July 02, 2008

NRO's Uncommon Knowledge Features Tom Wolfe

Good to see Mr. Wolfe backing down from his famous "your soul has died" article. He sounds Walker Percy-like in his seeing language as the crucial dividing line between man and beast.

Amazingly optimistic about America, he's a pessimist about the novel, saying the latter will go the way of the epic poem. He's likely right, which if true would make the hand-wringing over the lack of Catholic fiction academic. No one today is upset by the lack of Catholic epic poets.

FRIDAY, MAY 09, 2008
The Word According to Tom Wolfe: Chapter 5 of 5
Tom Wolfe and America? He loves the place, a position that puts him at odds with much of the charming aristocracy. He’s also an optimist about America — and American greatness. “The biggest problem,” says Wolfe, “is all the people who see a problem.”

THURSDAY, MAY 08, 2008
The Word According to Tom Wolfe: Chapter 4 of 5
Tom Wolfe says evolution ended when man learned to speak — with the dawn of homo loquax. Where status for the beast of the field is determined by power, for man it is determined in innumerable ways because of language. And it is language that gives us rational thought. Wolfe asks, “Have you ever see an animal shrug?”
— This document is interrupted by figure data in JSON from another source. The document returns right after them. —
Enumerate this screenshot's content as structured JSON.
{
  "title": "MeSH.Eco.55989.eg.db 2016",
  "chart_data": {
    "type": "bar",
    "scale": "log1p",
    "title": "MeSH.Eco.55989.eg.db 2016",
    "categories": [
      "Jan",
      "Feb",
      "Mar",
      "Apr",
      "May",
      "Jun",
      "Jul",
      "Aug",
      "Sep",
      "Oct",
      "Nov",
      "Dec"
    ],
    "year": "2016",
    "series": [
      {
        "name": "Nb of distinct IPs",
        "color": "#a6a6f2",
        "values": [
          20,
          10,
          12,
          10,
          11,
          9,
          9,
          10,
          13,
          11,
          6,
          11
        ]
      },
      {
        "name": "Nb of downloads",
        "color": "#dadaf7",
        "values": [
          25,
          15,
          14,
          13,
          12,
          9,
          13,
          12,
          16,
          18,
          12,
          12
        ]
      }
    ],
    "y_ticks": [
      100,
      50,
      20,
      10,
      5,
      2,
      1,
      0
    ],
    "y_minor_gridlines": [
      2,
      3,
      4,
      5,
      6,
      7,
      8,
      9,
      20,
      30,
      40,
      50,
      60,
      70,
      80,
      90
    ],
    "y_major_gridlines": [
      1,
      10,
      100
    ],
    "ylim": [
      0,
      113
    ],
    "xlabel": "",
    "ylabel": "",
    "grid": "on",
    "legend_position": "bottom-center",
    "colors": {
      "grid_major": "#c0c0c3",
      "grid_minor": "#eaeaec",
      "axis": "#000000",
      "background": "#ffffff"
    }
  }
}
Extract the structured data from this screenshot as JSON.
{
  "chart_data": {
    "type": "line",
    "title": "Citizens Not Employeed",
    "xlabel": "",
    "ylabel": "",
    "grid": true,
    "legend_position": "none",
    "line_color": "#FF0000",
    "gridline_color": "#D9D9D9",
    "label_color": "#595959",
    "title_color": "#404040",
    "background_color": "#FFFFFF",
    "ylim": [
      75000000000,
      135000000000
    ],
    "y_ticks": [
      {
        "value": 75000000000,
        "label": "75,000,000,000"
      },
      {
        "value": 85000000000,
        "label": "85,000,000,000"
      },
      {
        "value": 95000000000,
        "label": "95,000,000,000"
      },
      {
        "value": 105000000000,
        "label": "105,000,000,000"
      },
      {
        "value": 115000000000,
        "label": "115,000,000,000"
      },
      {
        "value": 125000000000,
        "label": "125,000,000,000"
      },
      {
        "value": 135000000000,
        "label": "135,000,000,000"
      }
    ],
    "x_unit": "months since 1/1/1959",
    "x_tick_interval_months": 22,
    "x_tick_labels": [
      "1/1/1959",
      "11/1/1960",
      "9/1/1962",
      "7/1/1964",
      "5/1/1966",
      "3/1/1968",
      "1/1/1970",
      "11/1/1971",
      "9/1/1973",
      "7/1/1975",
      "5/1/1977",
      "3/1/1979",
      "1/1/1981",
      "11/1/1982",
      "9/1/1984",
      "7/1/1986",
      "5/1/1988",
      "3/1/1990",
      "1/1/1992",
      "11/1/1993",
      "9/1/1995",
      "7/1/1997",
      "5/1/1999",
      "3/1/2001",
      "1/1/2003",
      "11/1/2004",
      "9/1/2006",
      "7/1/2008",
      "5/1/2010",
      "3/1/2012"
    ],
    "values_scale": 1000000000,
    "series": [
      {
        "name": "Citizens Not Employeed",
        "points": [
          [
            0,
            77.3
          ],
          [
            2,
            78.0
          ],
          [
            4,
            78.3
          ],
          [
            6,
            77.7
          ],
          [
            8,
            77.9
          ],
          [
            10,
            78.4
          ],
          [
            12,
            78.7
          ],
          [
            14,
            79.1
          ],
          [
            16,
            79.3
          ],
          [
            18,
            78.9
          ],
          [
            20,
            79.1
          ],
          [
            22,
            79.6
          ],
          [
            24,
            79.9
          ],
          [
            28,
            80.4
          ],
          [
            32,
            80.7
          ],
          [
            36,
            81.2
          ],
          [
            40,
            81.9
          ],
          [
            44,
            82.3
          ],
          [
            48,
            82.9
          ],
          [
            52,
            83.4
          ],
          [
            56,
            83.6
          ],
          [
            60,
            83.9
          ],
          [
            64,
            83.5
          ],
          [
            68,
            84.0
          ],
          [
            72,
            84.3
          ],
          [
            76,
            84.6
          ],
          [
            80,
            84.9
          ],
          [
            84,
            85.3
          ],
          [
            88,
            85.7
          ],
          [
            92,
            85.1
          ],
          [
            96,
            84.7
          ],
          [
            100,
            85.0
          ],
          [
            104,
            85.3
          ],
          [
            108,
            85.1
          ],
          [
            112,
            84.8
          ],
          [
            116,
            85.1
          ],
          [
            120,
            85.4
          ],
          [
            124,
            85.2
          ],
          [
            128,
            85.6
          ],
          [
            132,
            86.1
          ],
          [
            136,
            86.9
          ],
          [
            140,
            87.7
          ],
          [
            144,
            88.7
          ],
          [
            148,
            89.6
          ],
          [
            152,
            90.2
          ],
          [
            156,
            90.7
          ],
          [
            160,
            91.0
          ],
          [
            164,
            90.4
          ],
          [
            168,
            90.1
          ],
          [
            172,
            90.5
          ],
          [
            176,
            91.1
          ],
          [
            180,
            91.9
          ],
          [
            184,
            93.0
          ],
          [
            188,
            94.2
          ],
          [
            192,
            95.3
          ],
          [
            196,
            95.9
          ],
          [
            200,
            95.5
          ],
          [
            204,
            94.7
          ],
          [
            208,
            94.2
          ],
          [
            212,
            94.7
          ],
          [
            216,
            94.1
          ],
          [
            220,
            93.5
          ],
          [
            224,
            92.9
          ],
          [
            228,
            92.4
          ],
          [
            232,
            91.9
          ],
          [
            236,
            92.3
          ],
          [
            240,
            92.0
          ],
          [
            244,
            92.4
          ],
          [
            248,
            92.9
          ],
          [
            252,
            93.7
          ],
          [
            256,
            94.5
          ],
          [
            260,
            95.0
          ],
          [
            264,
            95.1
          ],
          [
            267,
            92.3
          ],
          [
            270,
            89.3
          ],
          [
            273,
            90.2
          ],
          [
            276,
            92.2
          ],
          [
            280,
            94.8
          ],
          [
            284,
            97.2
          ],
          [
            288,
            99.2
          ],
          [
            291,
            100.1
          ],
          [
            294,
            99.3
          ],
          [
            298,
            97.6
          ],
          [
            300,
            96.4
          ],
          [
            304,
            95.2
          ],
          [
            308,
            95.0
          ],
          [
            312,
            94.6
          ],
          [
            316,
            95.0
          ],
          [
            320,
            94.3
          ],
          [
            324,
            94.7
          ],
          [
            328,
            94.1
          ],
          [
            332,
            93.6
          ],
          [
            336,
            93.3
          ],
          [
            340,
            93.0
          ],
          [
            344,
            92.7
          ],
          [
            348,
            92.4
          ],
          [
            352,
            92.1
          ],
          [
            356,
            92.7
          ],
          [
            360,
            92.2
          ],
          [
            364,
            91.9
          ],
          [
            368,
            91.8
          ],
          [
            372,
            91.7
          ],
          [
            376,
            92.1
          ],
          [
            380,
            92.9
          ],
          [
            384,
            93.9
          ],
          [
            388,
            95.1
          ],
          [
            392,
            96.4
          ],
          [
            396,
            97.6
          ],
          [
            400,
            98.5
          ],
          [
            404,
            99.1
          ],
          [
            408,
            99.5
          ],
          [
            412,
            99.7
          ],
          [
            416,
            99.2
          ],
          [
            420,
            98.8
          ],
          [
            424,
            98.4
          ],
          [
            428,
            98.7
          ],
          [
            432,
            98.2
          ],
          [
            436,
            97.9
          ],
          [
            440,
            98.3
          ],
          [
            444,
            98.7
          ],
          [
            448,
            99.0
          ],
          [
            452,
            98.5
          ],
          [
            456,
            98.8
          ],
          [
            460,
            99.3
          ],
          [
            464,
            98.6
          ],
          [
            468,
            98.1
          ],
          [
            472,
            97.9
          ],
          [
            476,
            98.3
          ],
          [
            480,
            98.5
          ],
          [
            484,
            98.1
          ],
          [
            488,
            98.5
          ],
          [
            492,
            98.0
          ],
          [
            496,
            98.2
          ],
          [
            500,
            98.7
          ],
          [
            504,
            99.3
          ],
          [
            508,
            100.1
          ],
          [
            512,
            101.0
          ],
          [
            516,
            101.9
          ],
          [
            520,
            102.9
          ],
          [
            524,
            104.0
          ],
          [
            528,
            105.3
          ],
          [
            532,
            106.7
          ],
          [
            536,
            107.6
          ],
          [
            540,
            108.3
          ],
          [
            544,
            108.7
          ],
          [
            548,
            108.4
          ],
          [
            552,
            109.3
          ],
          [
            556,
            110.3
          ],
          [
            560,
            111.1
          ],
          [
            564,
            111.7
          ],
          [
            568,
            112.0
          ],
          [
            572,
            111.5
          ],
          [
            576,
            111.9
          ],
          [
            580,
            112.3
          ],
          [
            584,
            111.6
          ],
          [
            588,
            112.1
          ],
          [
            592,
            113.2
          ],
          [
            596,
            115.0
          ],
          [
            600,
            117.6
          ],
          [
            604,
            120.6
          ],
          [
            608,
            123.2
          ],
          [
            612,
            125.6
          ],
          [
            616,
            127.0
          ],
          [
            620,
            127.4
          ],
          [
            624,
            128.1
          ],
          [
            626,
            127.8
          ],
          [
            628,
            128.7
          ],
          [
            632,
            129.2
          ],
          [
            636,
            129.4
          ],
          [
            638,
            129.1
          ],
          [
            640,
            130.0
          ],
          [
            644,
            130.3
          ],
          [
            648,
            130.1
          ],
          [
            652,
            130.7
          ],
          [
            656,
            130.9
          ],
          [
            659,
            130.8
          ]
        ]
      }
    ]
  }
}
The Word According to Tom Wolfe: Chapter 3 of 5
Darwin, Marx, Freud, (E.O.) Wilson? Tom Wolfe says the common thread there is the power of the word — of ideas that change human history in large and obvious ways.

TUESDAY, MAY 06, 2008
The Word According to Tom Wolfe: Chapter 2 of 5
Tom Wolfe says the ideas for his novels grow out of conversation — from what’s really happening. His critics have pounced on this, calling his novels more journalism than literature. But Wolfe shrugs this off: He says he doesn’t write for the “charming aristocracy” — the aristocracy of taste that believes the novelist must aspire to things the masses cannot understand.

MONDAY, MAY 05, 2008
The Word According to Tom Wolfe: Chapter 1 of 5
Tom Wolfe begins by discussing the written word, in its popular forms. The master novelist and journalist says the novel is dying a horrible death, although non-fiction work will continue and the memoir will never die. He then talks about the subject of his latest novel (still in progress): immigration.